Sauf quand on est roux.

Les individus aux cheveux orange sont automatiquement associés au renard roux, et ce dès l’enfance. On les dit rusés. Discrets. Curieux. Solitaires. Nocturnes. Beaux. Mais en réalité, la plupart des roux ont un autre ascendant.

Imaginez un homme roux qui soit ascendant belette. Tout va bien, ce n’est pas très loin du renard. Il fréquente les boîtes de nuit. Et plusieurs femmes simultanément. Attention, jeunes midinettes : malgré son air mignon et sa petite taille, il pourrait s’agit d’une proie redoutable pour une souris ou une musaraigne ! En période d’abondance, il paraît que la belette n’avale que le cerveau et le sang de ses proies avant de les laisser pour mortes. C’est dire, petites écervelées, à quel point vous frapperiez un mur. Mais point de frousse nécessaire, car un roux ascendant belette, c’est impossible.
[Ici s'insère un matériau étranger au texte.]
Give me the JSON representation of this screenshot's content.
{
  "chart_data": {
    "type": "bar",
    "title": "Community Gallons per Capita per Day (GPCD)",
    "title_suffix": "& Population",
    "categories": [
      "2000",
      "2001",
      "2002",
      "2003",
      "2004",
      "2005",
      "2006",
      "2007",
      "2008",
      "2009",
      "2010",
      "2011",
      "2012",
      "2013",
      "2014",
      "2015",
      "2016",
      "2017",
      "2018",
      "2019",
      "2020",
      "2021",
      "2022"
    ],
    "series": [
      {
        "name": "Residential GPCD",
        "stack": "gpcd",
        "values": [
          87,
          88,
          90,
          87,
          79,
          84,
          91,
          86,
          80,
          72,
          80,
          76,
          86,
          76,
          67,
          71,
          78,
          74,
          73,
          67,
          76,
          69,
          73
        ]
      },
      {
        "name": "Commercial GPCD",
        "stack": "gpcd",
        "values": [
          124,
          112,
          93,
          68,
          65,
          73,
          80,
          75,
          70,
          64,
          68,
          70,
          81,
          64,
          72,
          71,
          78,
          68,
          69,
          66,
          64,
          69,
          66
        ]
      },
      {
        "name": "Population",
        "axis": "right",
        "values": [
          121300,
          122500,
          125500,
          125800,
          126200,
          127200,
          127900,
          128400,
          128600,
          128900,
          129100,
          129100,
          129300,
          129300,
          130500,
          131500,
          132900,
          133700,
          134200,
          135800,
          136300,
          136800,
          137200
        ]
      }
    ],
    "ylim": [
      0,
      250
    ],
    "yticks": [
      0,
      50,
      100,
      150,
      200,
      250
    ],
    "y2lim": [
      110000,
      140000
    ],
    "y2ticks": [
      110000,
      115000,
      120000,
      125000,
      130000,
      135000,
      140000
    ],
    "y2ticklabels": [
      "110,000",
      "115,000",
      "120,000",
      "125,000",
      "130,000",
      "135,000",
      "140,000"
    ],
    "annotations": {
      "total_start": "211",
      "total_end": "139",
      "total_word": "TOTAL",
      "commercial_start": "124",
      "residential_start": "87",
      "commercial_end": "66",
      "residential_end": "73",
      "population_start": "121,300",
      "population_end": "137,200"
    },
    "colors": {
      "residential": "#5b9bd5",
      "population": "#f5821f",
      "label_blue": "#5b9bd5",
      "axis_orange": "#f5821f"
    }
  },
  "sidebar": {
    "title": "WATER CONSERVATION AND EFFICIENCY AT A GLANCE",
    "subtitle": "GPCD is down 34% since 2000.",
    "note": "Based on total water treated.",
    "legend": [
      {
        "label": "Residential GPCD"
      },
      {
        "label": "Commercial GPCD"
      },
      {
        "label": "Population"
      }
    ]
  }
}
La rousseur est inscrite dans l’ADN. Selon la croyance populaire, une batterie de différences sépare les roux des autres. Citons-en quelques-unes, au hasard. Leurs battements cardiaques sont plus lents. Leur sueur n’a pas la même formule chimique. Leurs dents ne sont pas du même émail. Les ondes qu’ils émettent contiennent une plus grande proportion de thêta. Sans parler de la tonalité de leur voix, qui est en quart de tons.

En réalité, inutile de chercher l’ascendant des rouquins dans une liste de mammifères : ils n’ont rien d’animal. L’influence fantastique qui plane sur eux, s’il en est une, serait plutôt d’ordre spectral, fantomatique, voire vampirique. C’est pourquoi leur peau est pâle. Leurs cheveux, comme tachés de sang. Si le soleil leur brûle l’épiderme, c’est à cause de leur ascendant ténébreux.
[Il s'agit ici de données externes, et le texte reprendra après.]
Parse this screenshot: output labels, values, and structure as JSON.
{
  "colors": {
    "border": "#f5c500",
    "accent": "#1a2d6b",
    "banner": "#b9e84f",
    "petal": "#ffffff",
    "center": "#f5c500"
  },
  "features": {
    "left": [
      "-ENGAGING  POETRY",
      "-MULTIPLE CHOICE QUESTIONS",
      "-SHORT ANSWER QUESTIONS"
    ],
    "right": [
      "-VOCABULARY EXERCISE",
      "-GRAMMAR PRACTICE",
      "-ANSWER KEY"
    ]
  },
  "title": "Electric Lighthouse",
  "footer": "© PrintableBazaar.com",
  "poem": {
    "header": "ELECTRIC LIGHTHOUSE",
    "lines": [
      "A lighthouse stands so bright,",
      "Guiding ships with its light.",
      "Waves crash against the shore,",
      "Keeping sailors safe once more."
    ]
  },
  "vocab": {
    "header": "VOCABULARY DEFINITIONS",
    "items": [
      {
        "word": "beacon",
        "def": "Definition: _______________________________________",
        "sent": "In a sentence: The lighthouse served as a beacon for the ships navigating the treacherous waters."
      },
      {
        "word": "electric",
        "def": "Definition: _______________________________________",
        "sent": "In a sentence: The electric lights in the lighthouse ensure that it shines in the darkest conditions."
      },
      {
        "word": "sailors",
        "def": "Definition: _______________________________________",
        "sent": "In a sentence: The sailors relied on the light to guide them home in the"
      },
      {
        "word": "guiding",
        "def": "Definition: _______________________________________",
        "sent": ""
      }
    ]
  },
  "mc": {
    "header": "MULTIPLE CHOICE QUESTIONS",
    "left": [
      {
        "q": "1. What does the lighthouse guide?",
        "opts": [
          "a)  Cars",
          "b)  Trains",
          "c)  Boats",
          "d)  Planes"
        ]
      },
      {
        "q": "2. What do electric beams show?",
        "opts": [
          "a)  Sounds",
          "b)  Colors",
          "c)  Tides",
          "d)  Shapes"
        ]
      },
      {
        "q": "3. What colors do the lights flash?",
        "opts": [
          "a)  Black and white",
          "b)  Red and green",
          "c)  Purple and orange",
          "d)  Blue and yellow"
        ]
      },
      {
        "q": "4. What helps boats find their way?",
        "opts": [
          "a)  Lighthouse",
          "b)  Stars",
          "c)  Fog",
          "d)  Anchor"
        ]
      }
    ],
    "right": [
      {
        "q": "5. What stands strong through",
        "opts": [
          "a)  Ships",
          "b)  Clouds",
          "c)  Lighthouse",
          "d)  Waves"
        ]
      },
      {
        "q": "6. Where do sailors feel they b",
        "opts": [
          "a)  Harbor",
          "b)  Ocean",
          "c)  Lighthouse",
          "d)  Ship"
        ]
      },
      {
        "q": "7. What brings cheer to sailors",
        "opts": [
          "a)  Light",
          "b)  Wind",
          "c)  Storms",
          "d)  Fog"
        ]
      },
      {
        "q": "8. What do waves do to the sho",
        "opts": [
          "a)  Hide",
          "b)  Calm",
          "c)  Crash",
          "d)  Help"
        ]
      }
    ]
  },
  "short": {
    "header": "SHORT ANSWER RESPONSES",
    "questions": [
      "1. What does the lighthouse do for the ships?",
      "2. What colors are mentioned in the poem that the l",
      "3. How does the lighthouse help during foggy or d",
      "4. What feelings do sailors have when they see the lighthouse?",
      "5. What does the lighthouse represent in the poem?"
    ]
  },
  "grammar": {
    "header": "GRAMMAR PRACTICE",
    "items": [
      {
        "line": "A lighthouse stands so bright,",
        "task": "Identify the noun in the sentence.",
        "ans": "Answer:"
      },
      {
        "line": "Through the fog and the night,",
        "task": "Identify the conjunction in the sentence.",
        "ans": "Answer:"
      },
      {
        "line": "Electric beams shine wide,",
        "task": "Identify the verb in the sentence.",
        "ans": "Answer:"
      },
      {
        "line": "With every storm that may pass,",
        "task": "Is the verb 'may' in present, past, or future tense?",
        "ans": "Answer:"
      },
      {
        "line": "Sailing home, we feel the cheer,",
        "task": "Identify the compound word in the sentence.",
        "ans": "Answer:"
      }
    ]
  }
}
Les roux seraient-ils donc une race à part? Probablement.


Belle


Il n’y a pas que les enfants qui dérivent de famille d’accueil en famille d’accueil : c’est là le triste sort de créatures de toutes sortes. Voici l’histoire de Belle, la petite chienne husky.
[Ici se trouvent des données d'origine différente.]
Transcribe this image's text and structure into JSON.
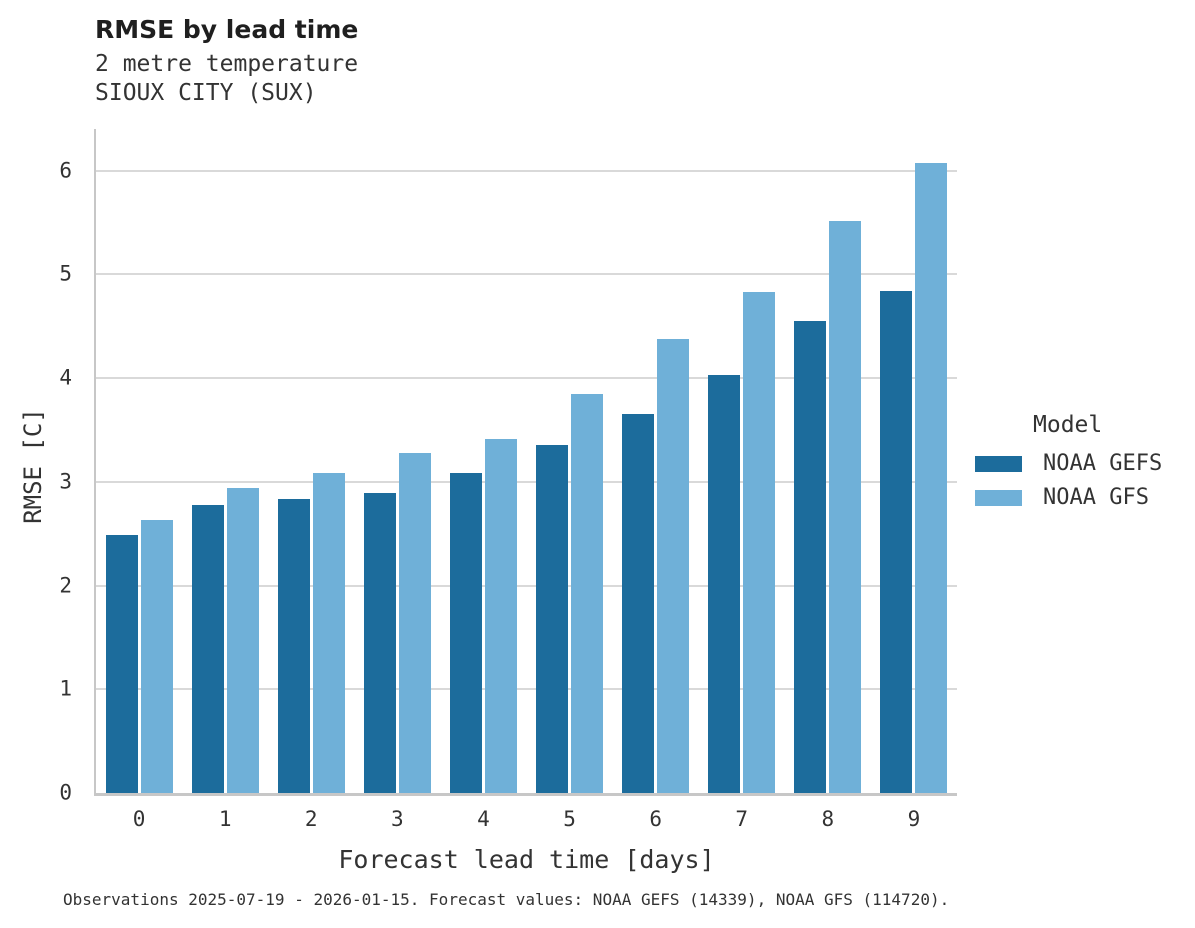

Les voitures la rendent malade. En descendant de la voiture de sa jeune maîtresse, dans le stationnement qui sent l’eau salée, elle a couru dégobiller derrière un bateau.

Par contre, elle ne souffre pas de mal de mer ! C’est maintenant qu’elle le réalise, assise sur le pont de l’Espadon 1, la langue au vent. C’est la plus belle journée de sa vie : un soleil frais dans les yeux, l’air salin sur sa gueule, le claquement de la voile, les petites tapes de René ; et tout sent le poisson. 

Sa maîtresse, Laeticia, a ôté sa tunique et se fait bronzer en sous-vêtements. Elle est plus affectueuse avec Belle que d’habitude. La petite chienne husky est excitée, mais prudente sur le bateau, car elle a bien compris qu’une vague pourrait la projeter par dessus bord. Bien qu’elle sache nager, elle n’a pas envie de tomber à l’eau.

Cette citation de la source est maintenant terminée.